After our first joint field trip to Thailand in July 2014 for site selection purposes, I got a rough idea of what my empirical research on ‘translocal social practices’ would be when it came to patterns, paths, and effects of internal migration in Thailand. In the midst of doing research on internal migration in Thailand, my approach to multi-sited ethnography and “following people” has evolved. I’ve asked myself more than once: ‘Am I actually applying ethnographic methods?’
The concept of ‘multi-sited ethnography,’ as it was coined by the anthropologist George Marcus 20 years ago, takes into account the fact that locations of cultural production have transformed. In a culturally, economically, and politically highly interconnected ‘globalized’ world, studying cultural practices, “lifeworlds”, and people’s rationalities at one site requires following relations to people and places at other sites, as well as understanding that one will affect the other by virtue of their linkage. Multi-sited ethnography thus emphasizes that research sites can no longer be conceptualized as located in one certain geographical place and it recognizes the relations and networks of sites which connect each site with other places, actors on other levels, in other fields etc. instead of simply being dominated by ‘a system’. Therefore, the ethnographer leaves the conventional single site of local situations and examines circulating cultural meanings, objects, and identities.

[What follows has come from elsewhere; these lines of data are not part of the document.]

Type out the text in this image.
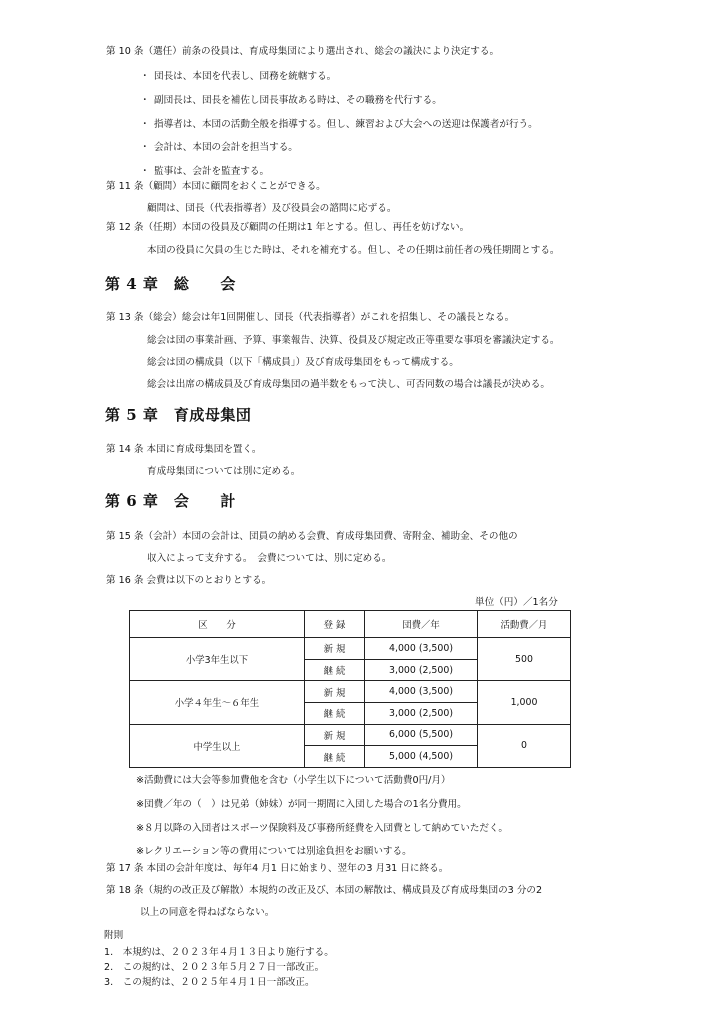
第 10 条（選任）前条の役員は、育成母集団により選出され、総会の議決により決定する。
・ 団長は、本団を代表し、団務を統轄する。
・ 副団長は、団長を補佐し団長事故ある時は、その職務を代行する。
・ 指導者は、本団の活動全般を指導する。但し、練習および大会への送迎は保護者が行う。
・ 会計は、本団の会計を担当する。
・ 監事は、会計を監査する。
第 11 条（顧問）本団に顧問をおくことができる。
顧問は、団長（代表指導者）及び役員会の諮問に応ずる。
第 12 条（任期）本団の役員及び顧問の任期は1 年とする。但し、再任を妨げない。
本団の役員に欠員の生じた時は、それを補充する。但し、その任期は前任者の残任期間とする。
第 4 章　総　　会
第 13 条（総会）総会は年1回開催し、団長（代表指導者）がこれを招集し、その議長となる。
総会は団の事業計画、予算、事業報告、決算、役員及び規定改正等重要な事項を審議決定する。
総会は団の構成員（以下「構成員」）及び育成母集団をもって構成する。
総会は出席の構成員及び育成母集団の過半数をもって決し、可否同数の場合は議長が決める。
第 5 章　育成母集団
第 14 条 本団に育成母集団を置く。
育成母集団については別に定める。
第 6 章　会　　計
第 15 条（会計）本団の会計は、団員の納める会費、育成母集団費、寄附金、補助金、その他の
収入によって支弁する。　会費については、別に定める。
第 16 条 会費は以下のとおりとする。
単位（円）／1名分
区　　分	登 録	団費／年	活動費／月
小学3年生以下	新 規	4,000 (3,500)	500
	継 続	3,000 (2,500)	
小学４年生～６年生	新 規	4,000 (3,500)	1,000
	継 続	3,000 (2,500)	
中学生以上	新 規	6,000 (5,500)	0
	継 続	5,000 (4,500)	
※活動費には大会等参加費他を含む（小学生以下について活動費0円/月）
※団費／年の（　）は兄弟（姉妹）が同一期間に入団した場合の1名分費用。
※８月以降の入団者はスポーツ保険料及び事務所経費を入団費として納めていただく。
※レクリエーション等の費用については別途負担をお願いする。
第 17 条 本団の会計年度は、毎年4 月1 日に始まり、翌年の3 月31 日に終る。
第 18 条（規約の改正及び解散）本規約の改正及び、本団の解散は、構成員及び育成母集団の3 分の2
以上の同意を得ねばならない。
附則
1.　本規約は、２０２３年４月１３日より施行する。
2.　この規約は、２０２３年５月２７日一部改正。
3.　この規約は、２０２５年４月１日一部改正。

There are certain “tracking strategies,” as Marcus points out, which are based on following connections, associations, relationships – not only of single actors, but also those of and between institutions of states, markets, media, universities, for instance. This implies, in practical terms and in my case, following paths and relations of internal migrants in Thailand between their multiple places of living and working and ‘home’. Besides following people or internal migrants themselves; I am ‘tracking’ patterns of internal migration as a process and as a practice in Thailand. So besides following supposedly existing relations, I as a researcher am present within the multi-sited field that I am also partially producing by myself. This actually relates to one of ethnography’s key characteristics, which is ‘making the cut’ as a researcher, i.e. taking responsibility for the ‘field’ of one’s ethnographic research as a construct with meaningfully drawn boundaries.
Multi-sited ethnography has been criticized for its supposed lack of “ethnographic authority,” as following relations across space implies taking one’s multi-sited research field for granted as existent. However, this is only partially true – as I explained before with the example of my research. This multi-sited field in and on which research is done is rather co-produced by the researcher and the people and relations she or he follows – or as Falzon states, it is a product of “complicity” (2009).
Another criticism of multi-sited ethnography is that of lacking ethnographic density or depth. In the real world there are certain constraints to conducting empirical research, which are among other things, the usual suspects: time and money. This obviously holds true for doing multi-sited research, too, especially as such an approach requires the researcher to actually go to multiple sites and therefore to be mobile. This certainly results in not spending extended periods of time at one research site which has been the standard in classical anthropology. As a matter of fact, multi-sited research cannot comply with this conventional paradigm, because following includes virtually travelling as well as allocating time for multiple stays at different sites.
I have experienced this in my own case: my stay in Thailand has mainly been characterized by mobility. Of course, I have managed to stay in one type of research site consecutively for extended periods of time. At the same time, the reality of ‘being in the field’ requires the researcher to be flexible – about time and planning, for instance. But it was also about gauging the time to move on, and explore the other ‘puzzle pieces’ of my multi-sited research, which are the everyday lives of internal migrants in their current living places. For the time being, it has led me to the “Bangkok Metropolitan Region” because – as internal migration in Thailand is multi-faceted, I intend to follow different types of internal migrants and hence also multiple internal migrants themselves. At times I feel like I am constantly travelling, constantly going around, constantly being on the move. I started being concerned about not having enough time to actually meet and communicate face-to-face in-depth with those people whose modes of living as internal migrants I seek to analyze.
However, the corollary of following, that is virtually travelling, is not necessarily a lack of ethnographic depth. Multi-sited research does allow for such intensity by experiencing the world as those people do that the researcher is interested in. Travelling obviously consumes time that cannot be spent in a certain place. And yet this active part of following is at the same time part of doing ethnography, of being a “participant observer” in that case. It does help to create that “ethnographic depth”, indeed.
So in the end, there are textbooks and there is reality… And there can be compromises. In my case, I’ve come to terms with the consensus that multi-sited ethnography should allow for more than studying one specific group of people or one specific cultural practice in one locality only, but should help to expand the researcher’s activity to the multiple locations in order to understand certain relations. Consequently, the compromises arise that I described before: the co-production of the research field is not a contradiction to ethnography and a researcher’s mobility allows ethnographic depth. I would consider this as useful compromises between ethnography in theory and the reality of applying multi-sited research in order for the latter to not lose its ethnographic character.